だから、今回も超美人転入生とか期待してなかった。
それは俺だけじゃなく、皆一緒だ。
だって転入生って聞いても、ざわつくのは女子だけだし。

またどーせ男だろって皆が思ってた。
なのに…


ガラガラ…


反則だろ…。
不意討ち過ぎる。


「はじめまして。
今日からこの学校の生徒になります。」


教室に天使がいる…。
そう思った。
自己紹介をした転入生は、まさに天使って感じの女の子。
彼女を見た瞬間に暴れだす俺の心臓。


「………これからよろしくね。」


彼女の手慣れた自己紹介が終わった瞬間に盛り上がる男子。
皆目の色が変わってやがる。


「じゃあ、一番後ろに席用意してあるから、そこにすわってね。」


先生が言った。
俺の席は一番後ろにはみ出た席。
人数が半端だから。
そして、今日は俺の席の横にもう1つ机があった。

転入生が近づいて来る。
でも俺、ランドセルとか置いちゃってんだけど…。


「…ランドセル……。

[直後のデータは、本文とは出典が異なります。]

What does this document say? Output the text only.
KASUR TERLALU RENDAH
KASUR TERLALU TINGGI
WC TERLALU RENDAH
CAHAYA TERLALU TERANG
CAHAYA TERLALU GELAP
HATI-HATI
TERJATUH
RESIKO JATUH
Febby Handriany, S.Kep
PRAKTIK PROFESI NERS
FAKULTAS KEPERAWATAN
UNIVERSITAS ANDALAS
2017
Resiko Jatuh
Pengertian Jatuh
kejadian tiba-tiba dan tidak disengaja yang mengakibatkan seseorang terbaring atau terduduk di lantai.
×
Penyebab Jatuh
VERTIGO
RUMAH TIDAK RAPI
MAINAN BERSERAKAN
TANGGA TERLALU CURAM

」


転入生が言った。
俺が荷物をのけねぇと、彼女は座れない。
俺は急いでランドセルとか、体操服の袋とかをのけた。


「わ、悪りぃ。」


俺が荷物をのけると、彼女は『ゴメンね。』と言ってから席に着いた。

彼女の声はすごく澄んでいて、俺は本当に天使みたいだと思った。